Cinquième centenaire de la Réforme : Les grands principes / Partie IV : Sola Gratia

« Car c’est par grâce que vous êtes sauvés, moyennant la foi.
Cela ne vient pas de vous, c’est un don de Dieu » (Ephésiens, 2, 8).

Le quatrième volet de cette étude sur les grands principes de la Réforme porte sur l’idée que le salut est l’oeuvre de la seule grâce de Dieu. Que faut-il entendre par là ? Si, comme l’affirme Paul en Ephésiens 2, 2, l’homme est depuis le péché d’Adam, dont il hérite, « par nature ennemi de Dieu et enfants de la colère », alors il semble clair qu’il ne peut rien faire, par son libre-arbitre, pour son propre salut. En d’autres termes, du fait de la corruption de sa nature, l’homme ne pourrait aimer et choisir Dieu si Dieu, comme le dira Jean dans sa première épître, ne l’avait aimé et choisi en premier. Parce que l’homme naturel, en d’autres terme, est esclave du péché, il est clair qu’il a besoin d’une grâce irrésistible pour le libérer de cet esclavage.

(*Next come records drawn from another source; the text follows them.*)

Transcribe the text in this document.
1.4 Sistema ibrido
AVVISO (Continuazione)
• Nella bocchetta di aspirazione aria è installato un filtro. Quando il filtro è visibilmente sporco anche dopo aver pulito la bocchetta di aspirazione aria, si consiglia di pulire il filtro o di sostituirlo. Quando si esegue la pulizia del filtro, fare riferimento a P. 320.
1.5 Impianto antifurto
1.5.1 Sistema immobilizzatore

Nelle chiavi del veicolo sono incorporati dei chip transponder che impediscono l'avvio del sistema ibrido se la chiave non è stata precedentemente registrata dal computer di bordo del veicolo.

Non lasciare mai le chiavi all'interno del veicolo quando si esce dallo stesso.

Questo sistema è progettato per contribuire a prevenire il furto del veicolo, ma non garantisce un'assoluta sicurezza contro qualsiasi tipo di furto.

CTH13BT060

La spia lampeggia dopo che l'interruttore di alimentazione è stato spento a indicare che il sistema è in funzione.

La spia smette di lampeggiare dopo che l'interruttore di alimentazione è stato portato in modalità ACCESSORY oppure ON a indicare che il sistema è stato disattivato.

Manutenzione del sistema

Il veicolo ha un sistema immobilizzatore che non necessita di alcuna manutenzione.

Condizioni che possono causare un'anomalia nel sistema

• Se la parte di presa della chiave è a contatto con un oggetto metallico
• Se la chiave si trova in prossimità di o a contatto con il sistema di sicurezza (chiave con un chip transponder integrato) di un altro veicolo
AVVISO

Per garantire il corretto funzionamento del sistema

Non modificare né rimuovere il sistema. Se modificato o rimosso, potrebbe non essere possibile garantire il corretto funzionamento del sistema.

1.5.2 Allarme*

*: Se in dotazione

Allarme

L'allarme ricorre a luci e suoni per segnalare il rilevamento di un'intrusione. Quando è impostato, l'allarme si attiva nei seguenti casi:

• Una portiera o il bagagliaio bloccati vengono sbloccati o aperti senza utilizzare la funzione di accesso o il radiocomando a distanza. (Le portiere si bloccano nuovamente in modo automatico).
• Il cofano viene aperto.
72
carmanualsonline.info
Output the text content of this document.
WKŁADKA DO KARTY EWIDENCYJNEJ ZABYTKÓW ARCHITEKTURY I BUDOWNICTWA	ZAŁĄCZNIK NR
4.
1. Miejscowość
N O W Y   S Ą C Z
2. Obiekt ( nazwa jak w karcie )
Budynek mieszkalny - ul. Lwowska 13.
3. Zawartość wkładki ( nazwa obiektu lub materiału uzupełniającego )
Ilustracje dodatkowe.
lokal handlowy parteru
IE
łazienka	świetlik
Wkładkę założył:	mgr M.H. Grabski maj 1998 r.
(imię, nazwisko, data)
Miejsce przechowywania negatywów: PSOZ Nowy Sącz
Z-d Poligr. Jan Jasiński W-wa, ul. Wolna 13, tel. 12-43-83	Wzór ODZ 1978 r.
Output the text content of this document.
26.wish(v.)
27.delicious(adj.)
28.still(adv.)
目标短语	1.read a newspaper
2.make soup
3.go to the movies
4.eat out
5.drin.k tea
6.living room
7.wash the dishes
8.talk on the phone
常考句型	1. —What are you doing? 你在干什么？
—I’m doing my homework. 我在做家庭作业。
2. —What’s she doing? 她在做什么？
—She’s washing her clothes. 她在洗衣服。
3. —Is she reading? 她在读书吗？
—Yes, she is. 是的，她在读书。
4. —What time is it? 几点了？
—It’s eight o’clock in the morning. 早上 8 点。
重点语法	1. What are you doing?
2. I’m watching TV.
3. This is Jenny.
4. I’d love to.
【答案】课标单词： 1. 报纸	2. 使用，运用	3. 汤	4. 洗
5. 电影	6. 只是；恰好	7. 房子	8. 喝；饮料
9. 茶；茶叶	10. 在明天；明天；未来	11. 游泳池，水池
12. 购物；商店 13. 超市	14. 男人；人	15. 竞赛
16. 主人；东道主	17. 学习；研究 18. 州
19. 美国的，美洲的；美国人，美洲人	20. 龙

Les pères de la Réforme ne nient cependant pas que l’homme puisse disposer d’une réelle marge de manoeuvre dans la gestion de ses affaires courantes. Mais quand il s’agit du salut et de la vie éternelle, l’homme ne peut rien faire, par son propre libre arbitre, si Dieu ne commence par l’affranchir de cet esclavage du péché.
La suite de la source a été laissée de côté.